Quindici anni. La scuola, i sogni appesi alle pareti della cameretta, la triste illusione che la famiglia sia il porto sicuro. Poi il 26 agosto 2010 tutto si spezza: Sarah Scazzi scompare. Non per una fuga, non per un amore adolescenziale andato storto. No. Scompare perché qualcuno che le sedeva accanto a tavola ha deciso che la sua voce doveva spegnersi. Per sempre. A ricordarlo oggi, nel quindicesimo anniversario della sua scomparsa, è Roberta Bruzzone. Criminologa, psicologa forense, voce nota nei casi in cui la cronaca smette di essere notizia e si fa trauma collettivo. E la storia di Sarah Scazzi è ancora lì, piantata nella memoria di un Paese intero. Perché ci riguarda. Perché ci ha fatto paura. “Sarah aveva solo 15 anni. Un'adolescente come tante, con sogni semplici, un futuro da immaginare, il bisogno di sentirsi amata e protetta”, scrive la Bruzzone in un post sul suo profilo Facebook. “E invece la sua vita è stata spezzata brutalmente proprio nel luogo che avrebbe dovuto rappresentare un rifugio: la famiglia”. L’inizio è sempre lo stesso. Si parla di un allontanamento volontario. “Un copione tristemente noto, che rischia di depistare fin da subito le indagini”. Poi iniziano i depistaggi veri, quelli tossici: “Chi avrebbe dovuto collaborare scelse di occultare, di confondere, di proteggere se stesso invece che la verità”.

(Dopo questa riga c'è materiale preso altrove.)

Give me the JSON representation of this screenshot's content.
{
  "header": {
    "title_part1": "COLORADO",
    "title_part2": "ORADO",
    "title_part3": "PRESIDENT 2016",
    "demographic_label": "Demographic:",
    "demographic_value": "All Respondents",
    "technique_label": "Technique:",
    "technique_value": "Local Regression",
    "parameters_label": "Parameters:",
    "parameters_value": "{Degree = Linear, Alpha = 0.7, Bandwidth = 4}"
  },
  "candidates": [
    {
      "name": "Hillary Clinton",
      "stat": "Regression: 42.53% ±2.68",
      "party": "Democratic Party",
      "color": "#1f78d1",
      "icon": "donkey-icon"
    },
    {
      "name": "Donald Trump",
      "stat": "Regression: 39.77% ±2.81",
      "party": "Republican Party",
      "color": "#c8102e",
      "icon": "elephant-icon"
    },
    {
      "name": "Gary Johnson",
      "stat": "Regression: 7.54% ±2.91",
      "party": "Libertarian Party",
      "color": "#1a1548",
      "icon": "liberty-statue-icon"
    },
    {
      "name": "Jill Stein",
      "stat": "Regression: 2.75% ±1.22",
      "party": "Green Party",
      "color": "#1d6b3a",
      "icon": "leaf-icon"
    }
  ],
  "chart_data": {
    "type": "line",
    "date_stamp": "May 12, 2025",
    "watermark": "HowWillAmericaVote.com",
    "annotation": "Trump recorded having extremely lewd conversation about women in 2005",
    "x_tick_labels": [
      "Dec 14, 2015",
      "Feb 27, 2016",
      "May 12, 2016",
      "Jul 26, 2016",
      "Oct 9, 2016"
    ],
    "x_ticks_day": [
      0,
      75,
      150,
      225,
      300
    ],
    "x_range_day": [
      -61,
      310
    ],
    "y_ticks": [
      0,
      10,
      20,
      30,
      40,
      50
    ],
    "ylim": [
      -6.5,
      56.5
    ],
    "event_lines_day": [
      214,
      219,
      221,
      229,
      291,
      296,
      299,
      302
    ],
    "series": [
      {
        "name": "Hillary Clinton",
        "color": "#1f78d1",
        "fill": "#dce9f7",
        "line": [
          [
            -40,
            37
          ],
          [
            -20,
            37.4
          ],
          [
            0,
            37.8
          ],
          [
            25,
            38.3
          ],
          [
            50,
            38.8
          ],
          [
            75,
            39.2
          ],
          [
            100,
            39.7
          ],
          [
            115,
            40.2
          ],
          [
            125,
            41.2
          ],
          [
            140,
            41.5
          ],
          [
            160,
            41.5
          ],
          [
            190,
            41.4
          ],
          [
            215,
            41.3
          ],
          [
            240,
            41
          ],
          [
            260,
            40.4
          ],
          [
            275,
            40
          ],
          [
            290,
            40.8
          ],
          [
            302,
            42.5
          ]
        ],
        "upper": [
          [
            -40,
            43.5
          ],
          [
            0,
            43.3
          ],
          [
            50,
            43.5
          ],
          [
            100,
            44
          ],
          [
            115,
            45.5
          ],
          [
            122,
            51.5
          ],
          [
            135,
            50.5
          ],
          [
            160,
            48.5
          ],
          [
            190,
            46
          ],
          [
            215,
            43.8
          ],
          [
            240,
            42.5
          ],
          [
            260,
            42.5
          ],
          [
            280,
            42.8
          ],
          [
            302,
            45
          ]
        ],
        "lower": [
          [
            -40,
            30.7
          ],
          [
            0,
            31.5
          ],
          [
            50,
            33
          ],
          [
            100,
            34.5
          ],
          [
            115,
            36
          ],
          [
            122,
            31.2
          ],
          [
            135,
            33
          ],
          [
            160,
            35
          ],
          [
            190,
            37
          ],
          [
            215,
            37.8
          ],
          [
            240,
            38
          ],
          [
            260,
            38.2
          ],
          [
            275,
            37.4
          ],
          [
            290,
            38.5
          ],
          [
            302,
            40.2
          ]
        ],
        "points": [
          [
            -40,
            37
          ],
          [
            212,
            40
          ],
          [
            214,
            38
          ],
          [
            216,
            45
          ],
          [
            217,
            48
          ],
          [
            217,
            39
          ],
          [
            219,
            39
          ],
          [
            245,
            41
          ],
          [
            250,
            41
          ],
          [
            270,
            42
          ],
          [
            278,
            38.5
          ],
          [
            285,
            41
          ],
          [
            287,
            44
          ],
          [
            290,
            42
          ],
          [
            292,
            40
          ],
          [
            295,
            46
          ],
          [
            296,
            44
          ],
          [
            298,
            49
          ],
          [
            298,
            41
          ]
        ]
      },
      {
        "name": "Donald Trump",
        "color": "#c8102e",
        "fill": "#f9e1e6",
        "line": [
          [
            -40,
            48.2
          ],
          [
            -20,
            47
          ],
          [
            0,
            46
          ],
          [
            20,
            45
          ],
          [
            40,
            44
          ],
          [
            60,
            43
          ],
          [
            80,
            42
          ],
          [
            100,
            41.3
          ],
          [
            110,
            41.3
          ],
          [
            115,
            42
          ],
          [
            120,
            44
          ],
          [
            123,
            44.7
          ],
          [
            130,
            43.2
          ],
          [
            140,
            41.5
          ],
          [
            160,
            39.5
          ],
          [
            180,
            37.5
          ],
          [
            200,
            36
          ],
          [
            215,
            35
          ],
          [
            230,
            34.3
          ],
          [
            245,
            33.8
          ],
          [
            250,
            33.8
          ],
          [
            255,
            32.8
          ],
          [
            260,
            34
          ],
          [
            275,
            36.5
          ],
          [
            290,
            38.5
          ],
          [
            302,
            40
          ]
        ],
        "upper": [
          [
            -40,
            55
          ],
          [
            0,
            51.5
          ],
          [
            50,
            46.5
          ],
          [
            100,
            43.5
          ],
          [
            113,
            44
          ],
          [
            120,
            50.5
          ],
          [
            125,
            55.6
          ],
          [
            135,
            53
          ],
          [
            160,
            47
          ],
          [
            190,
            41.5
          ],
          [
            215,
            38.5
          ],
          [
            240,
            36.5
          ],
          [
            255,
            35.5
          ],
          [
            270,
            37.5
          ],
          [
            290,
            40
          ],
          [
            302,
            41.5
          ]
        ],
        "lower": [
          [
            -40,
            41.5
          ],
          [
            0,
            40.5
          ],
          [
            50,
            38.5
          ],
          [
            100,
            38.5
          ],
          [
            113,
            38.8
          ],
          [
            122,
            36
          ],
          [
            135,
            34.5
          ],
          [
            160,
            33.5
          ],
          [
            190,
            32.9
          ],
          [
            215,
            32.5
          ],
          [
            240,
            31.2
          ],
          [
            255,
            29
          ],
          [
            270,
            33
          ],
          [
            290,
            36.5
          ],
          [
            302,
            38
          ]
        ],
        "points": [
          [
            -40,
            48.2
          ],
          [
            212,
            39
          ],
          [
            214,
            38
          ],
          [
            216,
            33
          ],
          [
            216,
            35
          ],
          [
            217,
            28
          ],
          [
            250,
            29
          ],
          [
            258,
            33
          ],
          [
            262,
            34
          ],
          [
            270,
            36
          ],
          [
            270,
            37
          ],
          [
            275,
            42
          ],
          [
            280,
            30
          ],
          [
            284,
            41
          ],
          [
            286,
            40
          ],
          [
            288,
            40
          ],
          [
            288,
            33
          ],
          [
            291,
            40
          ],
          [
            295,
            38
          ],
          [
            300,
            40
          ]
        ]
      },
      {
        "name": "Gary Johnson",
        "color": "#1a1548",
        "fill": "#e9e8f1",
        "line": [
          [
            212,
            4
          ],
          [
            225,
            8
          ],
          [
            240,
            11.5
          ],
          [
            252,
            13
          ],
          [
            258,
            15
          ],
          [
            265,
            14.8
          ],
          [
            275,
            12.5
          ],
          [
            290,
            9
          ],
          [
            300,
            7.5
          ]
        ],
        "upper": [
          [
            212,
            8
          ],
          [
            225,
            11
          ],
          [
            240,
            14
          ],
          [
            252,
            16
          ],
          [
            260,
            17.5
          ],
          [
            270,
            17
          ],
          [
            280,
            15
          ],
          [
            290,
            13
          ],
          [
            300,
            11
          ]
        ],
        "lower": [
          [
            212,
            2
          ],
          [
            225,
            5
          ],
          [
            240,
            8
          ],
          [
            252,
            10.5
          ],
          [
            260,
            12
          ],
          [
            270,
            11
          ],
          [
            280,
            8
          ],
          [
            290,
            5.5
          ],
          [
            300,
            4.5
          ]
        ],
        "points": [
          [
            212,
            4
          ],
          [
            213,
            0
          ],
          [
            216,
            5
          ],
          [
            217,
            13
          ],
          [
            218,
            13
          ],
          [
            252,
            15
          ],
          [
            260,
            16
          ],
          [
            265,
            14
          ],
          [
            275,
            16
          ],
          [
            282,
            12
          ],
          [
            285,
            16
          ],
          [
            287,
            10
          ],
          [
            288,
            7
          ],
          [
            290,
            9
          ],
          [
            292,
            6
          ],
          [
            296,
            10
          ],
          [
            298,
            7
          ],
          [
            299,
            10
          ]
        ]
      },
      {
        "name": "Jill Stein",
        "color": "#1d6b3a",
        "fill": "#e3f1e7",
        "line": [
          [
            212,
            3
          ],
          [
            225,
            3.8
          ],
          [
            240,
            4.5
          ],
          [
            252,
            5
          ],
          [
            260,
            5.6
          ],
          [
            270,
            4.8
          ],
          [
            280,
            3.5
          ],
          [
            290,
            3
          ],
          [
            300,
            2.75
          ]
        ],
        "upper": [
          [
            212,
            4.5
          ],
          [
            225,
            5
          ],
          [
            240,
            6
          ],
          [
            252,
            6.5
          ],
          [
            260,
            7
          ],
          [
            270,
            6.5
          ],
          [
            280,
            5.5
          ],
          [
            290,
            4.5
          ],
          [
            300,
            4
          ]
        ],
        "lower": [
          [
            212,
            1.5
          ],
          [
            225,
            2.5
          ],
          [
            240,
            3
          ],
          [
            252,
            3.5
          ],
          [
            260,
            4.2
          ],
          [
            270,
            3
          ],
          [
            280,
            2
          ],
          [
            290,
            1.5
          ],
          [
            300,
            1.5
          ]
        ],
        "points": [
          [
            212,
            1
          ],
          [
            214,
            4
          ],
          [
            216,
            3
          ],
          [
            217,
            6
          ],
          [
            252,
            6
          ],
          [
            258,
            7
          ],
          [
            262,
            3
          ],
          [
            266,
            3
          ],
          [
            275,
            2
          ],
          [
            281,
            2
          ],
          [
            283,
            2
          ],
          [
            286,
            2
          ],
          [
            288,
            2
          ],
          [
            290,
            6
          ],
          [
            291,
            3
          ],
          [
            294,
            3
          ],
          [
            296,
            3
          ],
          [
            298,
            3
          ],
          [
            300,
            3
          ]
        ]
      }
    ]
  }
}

La verità, invece, è sempre stata lì, dolorosa, scomoda: Sarah non era vittima di uno sconosciuto. “Ma di chi le stava accanto”. Il volto del male, stavolta, non era dietro un cespuglio, né sotto un cappuccio. Era in casa, nella quotidianità. Nella banalità della violenza che nasce dentro le relazioni, non fuori. Un paradosso devastante, lì dove ci si aspetta cura e amore, si possono celare le dinamiche più oscure: invidia, manipolazione, violenza, fino all'annientamento. E allora non si può più far finta di niente. Non si può continuare a raccontare la famiglia come se fosse sempre e comunque il bene assoluto. “La storia di Sarah ci ricorda che non sempre il pericolo arriva da fuori. Spesso indossa i volti familiari, si nasconde dietro abbracci apparenti, cresce nel silenzio delle mura domestiche”. Le parole della criminologa pesano come macigni. “Ricordare Sarah significa avere il coraggio di guardare in faccia questa verità: non possiamo permettere che la ‘famiglia’ diventi un alibi dietro cui occultare la violenza. Non sempre il male bussa alla porta da estraneo. A volte siede a tavola con noi”. E se oggi la memoria di Sarah è ancora viva, è anche perché ha lasciato un segno profondo: quello che ti sveglia la notte, che ti fa guardare le persone con occhi diversi. Che ti ricorda che il pericolo, a volte, lo chiami per nome.